2. Pflicht sozialer Netzwerke zur Meldung von Hasspostings an das Bundeskriminalamt
Soziale Netzwerke werden strafbare Postings künftig nicht mehr nur löschen, sondern in bestimmten schweren Fällen auch dem Bundeskriminalamt (BKA) melden müssen, damit die strafrechtliche Verfolgung ermöglicht wird. Diese Meldepflicht wird ab dem 1. Februar 2022 gelten, um dem BKA, den Staatsanwaltschaften und den Netzwerkanbietern ausreichend Vorbereitungszeit zu geben.

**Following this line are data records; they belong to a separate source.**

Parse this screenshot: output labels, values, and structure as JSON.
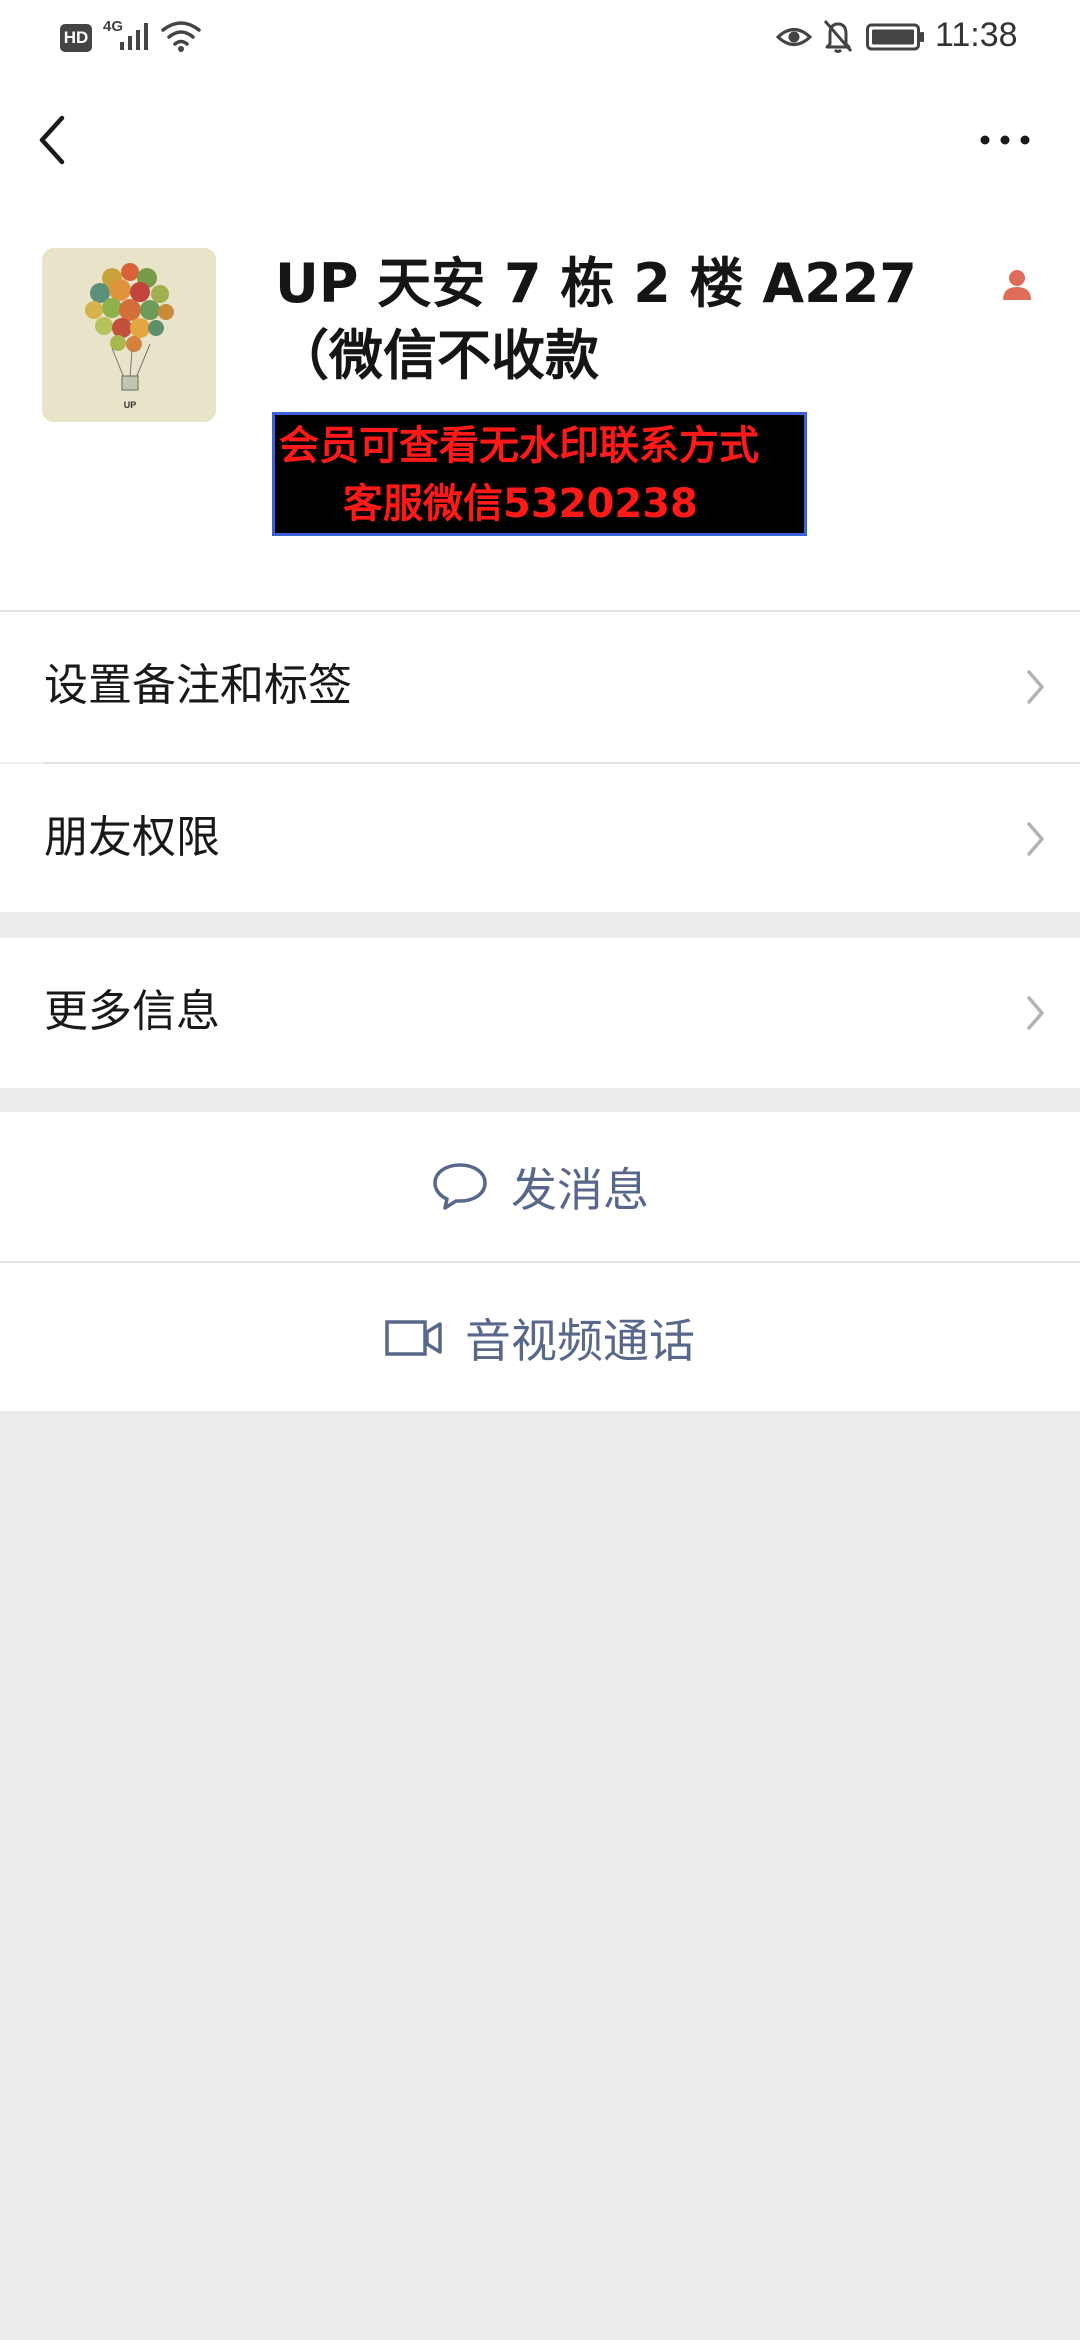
{
  "status_bar": {
    "hd_badge": "HD",
    "network": "4G",
    "time": "11:38",
    "icons": [
      "signal-icon",
      "wifi-icon",
      "eye-icon",
      "bell-off-icon",
      "battery-icon"
    ]
  },
  "nav": {
    "back_icon": "chevron-left-icon",
    "more_icon": "more-icon"
  },
  "profile": {
    "name": "UP 天安 7 栋 2 楼 A227（微信不收款",
    "watermark_line1": "会员可查看无水印联系方式",
    "watermark_line2": "客服微信5320238",
    "badge_icon": "contact-icon"
  },
  "menu": {
    "remark_tags": "设置备注和标签",
    "friend_permissions": "朋友权限",
    "more_info": "更多信息"
  },
  "actions": {
    "send_message": "发消息",
    "video_call": "音视频通话"
  },
  "colors": {
    "page_bg": "#ededed",
    "card_bg": "#ffffff",
    "action_text": "#59688a",
    "watermark_text": "#ff1a1a",
    "watermark_bg": "#000000",
    "watermark_border": "#3b62d8"
  }
}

Um Täter und Täterinnen schnell identifizieren zu können, müssen soziale Netzwerke dem BKA dann neben dem Hassposting auch die IP-Adresse und Port-Nummer, die dem Nutzerprofil zuletzt zugeteilt war, mitteilen. Die Meldepflicht wird folgende Straftaten umfassen:
– Verbreiten von Propagandamitteln und Verwenden von Kennzeichen verfassungswidriger Organisationen (§§ 86, 86a StGB)
– Vorbereitung einer schweren staatsgefährdenden Gewalttat (§§ 89a, 91 StGB) sowie Bildung und Unterstützung krimineller und terroristischer Vereinigungen (§§ 129 bis 129b StGB)
– Volksverhetzungen und Gewaltdarstellungen (§§ 130, 131 StGB) sowie Störung des öffentlichen Friedens durch Androhung von Straftaten (§ 126 StGB)
– Belohnung und Billigung von Straftaten (§ 140 StGB)
– Bedrohungen mit Verbrechen gegen das Leben, die sexuelle Selbstbestimmung, die körperliche Unversehrtheit oder die persönliche Freiheit (§ 241 StGB)
– Verbreitung kinderpornografischer Aufnahmen (§ 184b StGB)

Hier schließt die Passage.